July 14

Suddenly they were everywhere in their something borrowed, something blues and wedding dress whites walking down the sidewalks and peering in windows as if they belonged. They were all so new, and yet, so old, as if when they slipped their feet into their shiny shoes they stepped into a tradition and practice as deep as time and just as relentless. They became their fathers and their fathers’ fathers and their fathers’ fathers’ fathers as far back as history goes. They were warriors, bridegrooms to destruction, and this was their wedding day, or rather, their anniversary, their yearly ceremony at which they retook their vows to their bride, War.

Quietly, they walked the streets together, smiling as passers-by nodded their heads in deference and admiration for the ideals the boys stood for, namely, peace by way of focused violence, like health by way of quarantined infection. The boys held their heads high and kept their shoulders back, bearing proudly the dishonorable proclivities of their nation, lauded avatars of aggression.

They paraded down the Champ-Elysées to great fanfare and hurrah. Their president acknowledged them. Their families fretted them. Their enemies scorned them. The thousands of others cheered because “that’s what is done during such things” and because none of it was real.

Real was thousands upon thousands of flag-waving, liberating Allies. Real was the high steps of a grey and red clad occupying force. Real was the angry mobs of revolution. Real was Napoleon. Real was archers piercing out-of-date suits of armor. Real was Crusaders with God on their lips and Nation in their hearts. In the streets of Paris, Real was very Real.

Tredded tanks and flattened trucks bearing building bombarding guns rumbled down the streets after the parade on their way back to whatever battlement they called home. “People and cars better move. Here come the boys in green.”

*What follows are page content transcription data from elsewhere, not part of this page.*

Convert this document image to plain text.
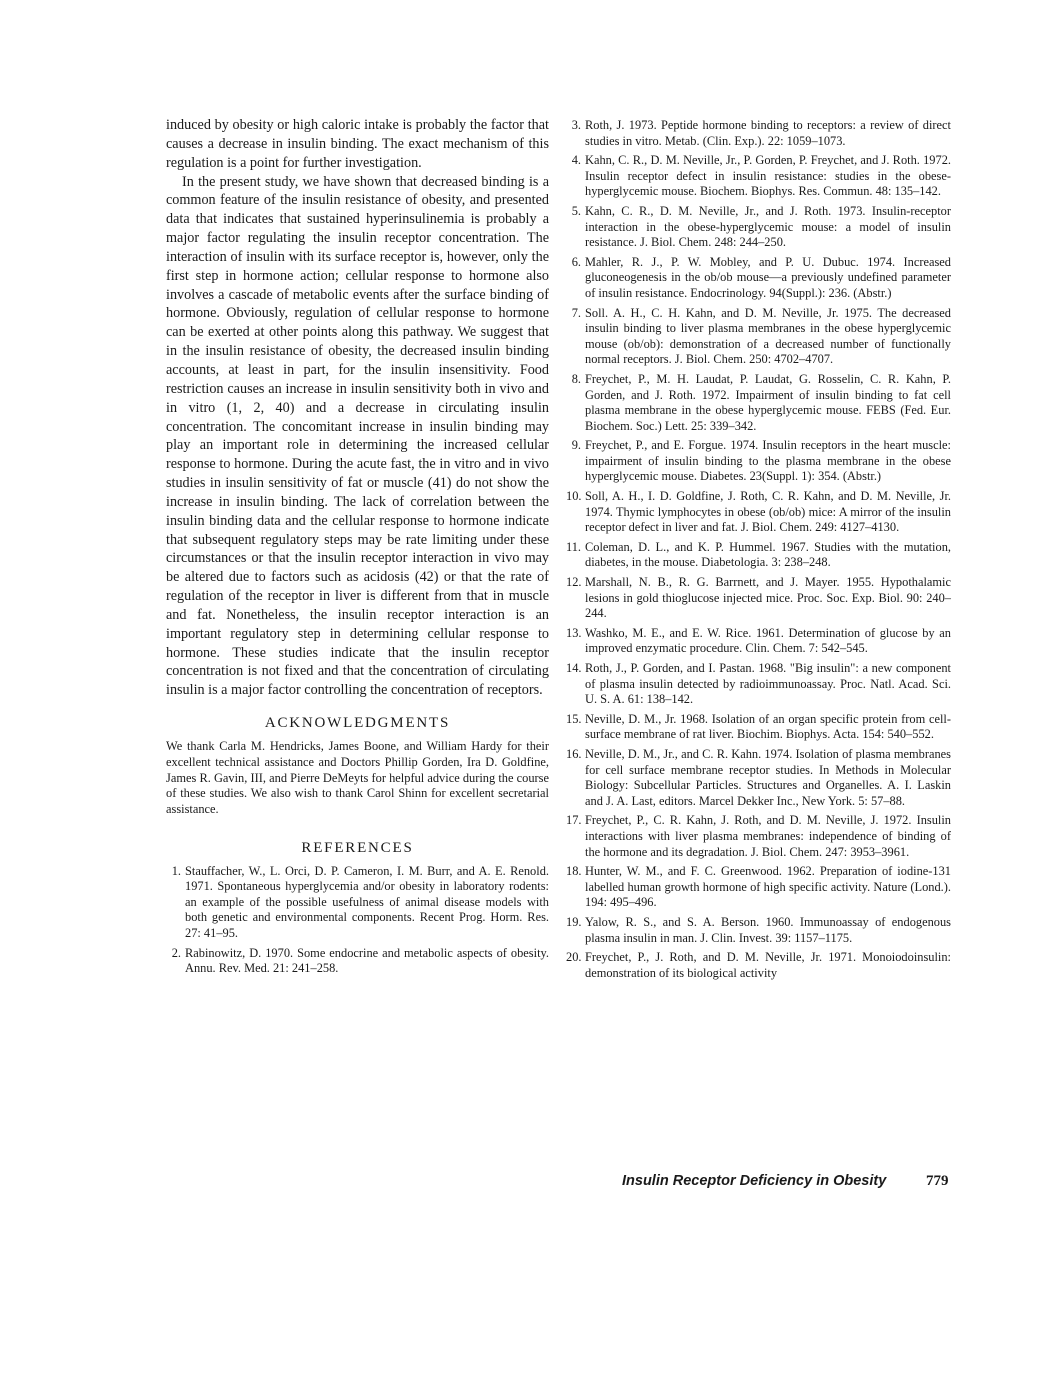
induced by obesity or high caloric intake is probably the factor that causes a decrease in insulin binding. The exact mechanism of this regulation is a point for further investigation.

In the present study, we have shown that decreased binding is a common feature of the insulin resistance of obesity, and presented data that indicates that sustained hyperinsulinemia is probably a major factor regulating the insulin receptor concentration. The interaction of insulin with its surface receptor is, however, only the first step in hormone action; cellular response to hormone also involves a cascade of metabolic events after the surface binding of hormone. Obviously, regulation of cellular response to hormone can be exerted at other points along this pathway. We suggest that in the insulin resistance of obesity, the decreased insulin binding accounts, at least in part, for the insulin insensitivity. Food restriction causes an increase in insulin sensitivity both in vivo and in vitro (1, 2, 40) and a decrease in circulating insulin concentration. The concomitant increase in insulin binding may play an important role in determining the increased cellular response to hormone. During the acute fast, the in vitro and in vivo studies in insulin sensitivity of fat or muscle (41) do not show the increase in insulin binding. The lack of correlation between the insulin binding data and the cellular response to hormone indicate that subsequent regulatory steps may be rate limiting under these circumstances or that the insulin receptor interaction in vivo may be altered due to factors such as acidosis (42) or that the rate of regulation of the receptor in liver is different from that in muscle and fat. Nonetheless, the insulin receptor interaction is an important regulatory step in determining cellular response to hormone. These studies indicate that the insulin receptor concentration is not fixed and that the concentration of circulating insulin is a major factor controlling the concentration of receptors.

ACKNOWLEDGMENTS

We thank Carla M. Hendricks, James Boone, and William Hardy for their excellent technical assistance and Doctors Phillip Gorden, Ira D. Goldfine, James R. Gavin, III, and Pierre DeMeyts for helpful advice during the course of these studies. We also wish to thank Carol Shinn for excellent secretarial assistance.

REFERENCES
1. Stauffacher, W., L. Orci, D. P. Cameron, I. M. Burr, and A. E. Renold. 1971. Spontaneous hyperglycemia and/or obesity in laboratory rodents: an example of the possible usefulness of animal disease models with both genetic and environmental components. Recent Prog. Horm. Res. 27: 41–95.
2. Rabinowitz, D. 1970. Some endocrine and metabolic aspects of obesity. Annu. Rev. Med. 21: 241–258.
3. Roth, J. 1973. Peptide hormone binding to receptors: a review of direct studies in vitro. Metab. (Clin. Exp.). 22: 1059–1073.
4. Kahn, C. R., D. M. Neville, Jr., P. Gorden, P. Freychet, and J. Roth. 1972. Insulin receptor defect in insulin resistance: studies in the obese-hyperglycemic mouse. Biochem. Biophys. Res. Commun. 48: 135–142.
5. Kahn, C. R., D. M. Neville, Jr., and J. Roth. 1973. Insulin-receptor interaction in the obese-hyperglycemic mouse: a model of insulin resistance. J. Biol. Chem. 248: 244–250.
6. Mahler, R. J., P. W. Mobley, and P. U. Dubuc. 1974. Increased gluconeogenesis in the ob/ob mouse—a previously undefined parameter of insulin resistance. Endocrinology. 94(Suppl.): 236. (Abstr.)
7. Soll. A. H., C. H. Kahn, and D. M. Neville, Jr. 1975. The decreased insulin binding to liver plasma membranes in the obese hyperglycemic mouse (ob/ob): demonstration of a decreased number of functionally normal receptors. J. Biol. Chem. 250: 4702–4707.
8. Freychet, P., M. H. Laudat, P. Laudat, G. Rosselin, C. R. Kahn, P. Gorden, and J. Roth. 1972. Impairment of insulin binding to fat cell plasma membrane in the obese hyperglycemic mouse. FEBS (Fed. Eur. Biochem. Soc.) Lett. 25: 339–342.
9. Freychet, P., and E. Forgue. 1974. Insulin receptors in the heart muscle: impairment of insulin binding to the plasma membrane in the obese hyperglycemic mouse. Diabetes. 23(Suppl. 1): 354. (Abstr.)
10. Soll, A. H., I. D. Goldfine, J. Roth, C. R. Kahn, and D. M. Neville, Jr. 1974. Thymic lymphocytes in obese (ob/ob) mice: A mirror of the insulin receptor defect in liver and fat. J. Biol. Chem. 249: 4127–4130.
11. Coleman, D. L., and K. P. Hummel. 1967. Studies with the mutation, diabetes, in the mouse. Diabetologia. 3: 238–248.
12. Marshall, N. B., R. G. Barrnett, and J. Mayer. 1955. Hypothalamic lesions in gold thioglucose injected mice. Proc. Soc. Exp. Biol. 90: 240–244.
13. Washko, M. E., and E. W. Rice. 1961. Determination of glucose by an improved enzymatic procedure. Clin. Chem. 7: 542–545.
14. Roth, J., P. Gorden, and I. Pastan. 1968. "Big insulin": a new component of plasma insulin detected by radioimmunoassay. Proc. Natl. Acad. Sci. U. S. A. 61: 138–142.
15. Neville, D. M., Jr. 1968. Isolation of an organ specific protein from cell-surface membrane of rat liver. Biochim. Biophys. Acta. 154: 540–552.
16. Neville, D. M., Jr., and C. R. Kahn. 1974. Isolation of plasma membranes for cell surface membrane receptor studies. In Methods in Molecular Biology: Subcellular Particles. Structures and Organelles. A. I. Laskin and J. A. Last, editors. Marcel Dekker Inc., New York. 5: 57–88.
17. Freychet, P., C. R. Kahn, J. Roth, and D. M. Neville, J. 1972. Insulin interactions with liver plasma membranes: independence of binding of the hormone and its degradation. J. Biol. Chem. 247: 3953–3961.
18. Hunter, W. M., and F. C. Greenwood. 1962. Preparation of iodine-131 labelled human growth hormone of high specific activity. Nature (Lond.). 194: 495–496.
19. Yalow, R. S., and S. A. Berson. 1960. Immunoassay of endogenous plasma insulin in man. J. Clin. Invest. 39: 1157–1175.
20. Freychet, P., J. Roth, and D. M. Neville, Jr. 1971. Monoiodoinsulin: demonstration of its biological activity
Insulin Receptor Deficiency in Obesity	779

Soldiers climbed the Metro steps with the rest of the crowds to return to their rooms and shed their finery and rejoin civilization.

The people ate lunch.

Later than evening, a million strong gathered at the foundation of the Eiffel Tower to be part of the crowd of a million strong gathered at the foundation of the Eiffel Tower for a “Concert for Equality” that only a few could see and hear. They burned in the sun and drank their wines and waited for night to fall.

Night fell, and they rose to see the sky ripped open with color and flame. Again, they cheered for the fakery of eruptions in the sky that would not, this year, drop devastatingly to the grey-blue roofs of the city around them.

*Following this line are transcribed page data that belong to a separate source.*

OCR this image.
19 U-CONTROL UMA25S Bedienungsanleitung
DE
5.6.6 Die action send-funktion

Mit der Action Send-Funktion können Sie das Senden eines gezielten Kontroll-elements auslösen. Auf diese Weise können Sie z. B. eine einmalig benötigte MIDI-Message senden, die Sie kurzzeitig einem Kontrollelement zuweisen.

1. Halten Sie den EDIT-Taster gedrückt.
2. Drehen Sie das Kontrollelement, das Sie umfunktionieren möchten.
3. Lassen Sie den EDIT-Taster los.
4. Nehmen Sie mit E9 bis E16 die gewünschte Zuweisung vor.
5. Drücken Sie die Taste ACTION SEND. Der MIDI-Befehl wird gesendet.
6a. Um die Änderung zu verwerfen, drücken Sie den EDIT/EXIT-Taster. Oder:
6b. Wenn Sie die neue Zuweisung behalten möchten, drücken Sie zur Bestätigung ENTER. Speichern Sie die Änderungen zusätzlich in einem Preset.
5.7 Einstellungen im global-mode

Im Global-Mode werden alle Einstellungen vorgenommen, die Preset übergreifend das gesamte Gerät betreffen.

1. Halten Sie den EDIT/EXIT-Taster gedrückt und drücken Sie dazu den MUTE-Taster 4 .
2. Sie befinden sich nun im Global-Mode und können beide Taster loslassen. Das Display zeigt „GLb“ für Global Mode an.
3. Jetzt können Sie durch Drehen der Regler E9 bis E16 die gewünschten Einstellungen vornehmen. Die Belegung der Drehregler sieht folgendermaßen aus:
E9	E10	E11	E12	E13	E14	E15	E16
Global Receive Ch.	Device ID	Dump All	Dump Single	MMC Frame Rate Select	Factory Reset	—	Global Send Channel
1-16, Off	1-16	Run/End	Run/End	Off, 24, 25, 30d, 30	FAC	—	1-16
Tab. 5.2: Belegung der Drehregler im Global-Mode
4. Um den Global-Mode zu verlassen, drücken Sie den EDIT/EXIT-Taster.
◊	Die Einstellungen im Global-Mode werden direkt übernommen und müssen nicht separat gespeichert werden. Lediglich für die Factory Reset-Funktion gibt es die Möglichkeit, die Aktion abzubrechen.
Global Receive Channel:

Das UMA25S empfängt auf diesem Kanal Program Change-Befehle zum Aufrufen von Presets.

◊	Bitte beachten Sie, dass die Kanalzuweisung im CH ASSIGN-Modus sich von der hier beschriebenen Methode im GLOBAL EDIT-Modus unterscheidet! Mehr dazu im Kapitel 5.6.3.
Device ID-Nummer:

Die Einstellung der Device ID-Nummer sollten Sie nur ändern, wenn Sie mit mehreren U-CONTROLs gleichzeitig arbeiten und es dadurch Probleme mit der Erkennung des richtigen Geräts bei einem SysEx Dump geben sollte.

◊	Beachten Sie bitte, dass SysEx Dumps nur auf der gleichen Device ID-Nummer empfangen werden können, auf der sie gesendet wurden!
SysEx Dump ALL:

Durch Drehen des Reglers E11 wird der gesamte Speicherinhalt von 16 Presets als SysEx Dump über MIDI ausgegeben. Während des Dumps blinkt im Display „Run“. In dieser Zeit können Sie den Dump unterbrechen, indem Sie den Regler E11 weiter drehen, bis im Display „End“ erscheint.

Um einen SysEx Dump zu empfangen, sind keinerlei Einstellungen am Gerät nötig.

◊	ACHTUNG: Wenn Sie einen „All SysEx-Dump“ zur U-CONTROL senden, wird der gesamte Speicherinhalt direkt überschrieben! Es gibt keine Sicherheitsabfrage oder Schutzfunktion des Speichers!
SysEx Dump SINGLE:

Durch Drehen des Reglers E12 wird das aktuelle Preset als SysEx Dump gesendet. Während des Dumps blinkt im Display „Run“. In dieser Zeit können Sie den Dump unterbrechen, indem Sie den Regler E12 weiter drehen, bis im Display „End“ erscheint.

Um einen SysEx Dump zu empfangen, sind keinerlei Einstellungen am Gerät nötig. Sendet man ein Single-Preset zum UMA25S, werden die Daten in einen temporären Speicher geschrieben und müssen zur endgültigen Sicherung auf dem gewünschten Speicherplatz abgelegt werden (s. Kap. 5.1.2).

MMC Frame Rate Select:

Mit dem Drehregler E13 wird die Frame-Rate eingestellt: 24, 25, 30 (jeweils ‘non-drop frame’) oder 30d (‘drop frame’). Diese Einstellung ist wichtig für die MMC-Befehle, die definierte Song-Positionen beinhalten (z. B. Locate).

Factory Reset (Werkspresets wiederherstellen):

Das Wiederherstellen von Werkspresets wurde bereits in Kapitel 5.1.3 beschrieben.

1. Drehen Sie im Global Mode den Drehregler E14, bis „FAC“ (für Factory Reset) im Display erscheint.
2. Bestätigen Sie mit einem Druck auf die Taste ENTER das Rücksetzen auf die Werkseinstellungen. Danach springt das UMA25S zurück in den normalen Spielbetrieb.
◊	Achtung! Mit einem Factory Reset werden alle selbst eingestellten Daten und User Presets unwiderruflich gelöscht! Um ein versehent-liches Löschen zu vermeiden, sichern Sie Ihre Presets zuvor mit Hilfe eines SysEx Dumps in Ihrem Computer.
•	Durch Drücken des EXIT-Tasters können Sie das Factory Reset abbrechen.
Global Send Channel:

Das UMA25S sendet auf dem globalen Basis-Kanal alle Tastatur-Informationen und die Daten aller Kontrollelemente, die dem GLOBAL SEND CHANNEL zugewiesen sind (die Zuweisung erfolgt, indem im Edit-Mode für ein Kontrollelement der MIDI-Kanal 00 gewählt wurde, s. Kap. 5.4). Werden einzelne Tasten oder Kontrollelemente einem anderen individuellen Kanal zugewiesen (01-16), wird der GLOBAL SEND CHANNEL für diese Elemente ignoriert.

From a high balcony some miles away two young ex-pats from allied nations watched the explosions and discussed the religiosity of their world – him pessimistic for the state of things but optimistic for change, and her optimistic about the state and pessimistic for change, both doubting the broader population’s sensibility to symbol and sacrament, faith and foundation.

Meanwhile miles away, a million strong oohed and aahed as one.

Gene Kelly Was Here

These blog posts were all written in the summer of 2011. They chronicle my time in Paris completing an internship as part of my studies at Fuller Seminary. I worked at an art gallery run by missionary-artists ministering to other Parisian artists and got to know the missionary-artists working there.

I am including them here for you to read because I think they work well together as a series. I wrote them as a kind of narrative collage about what it means to be a practicing artist whose first commitment is to Christ and who seeks to share the love of Christ with other artists.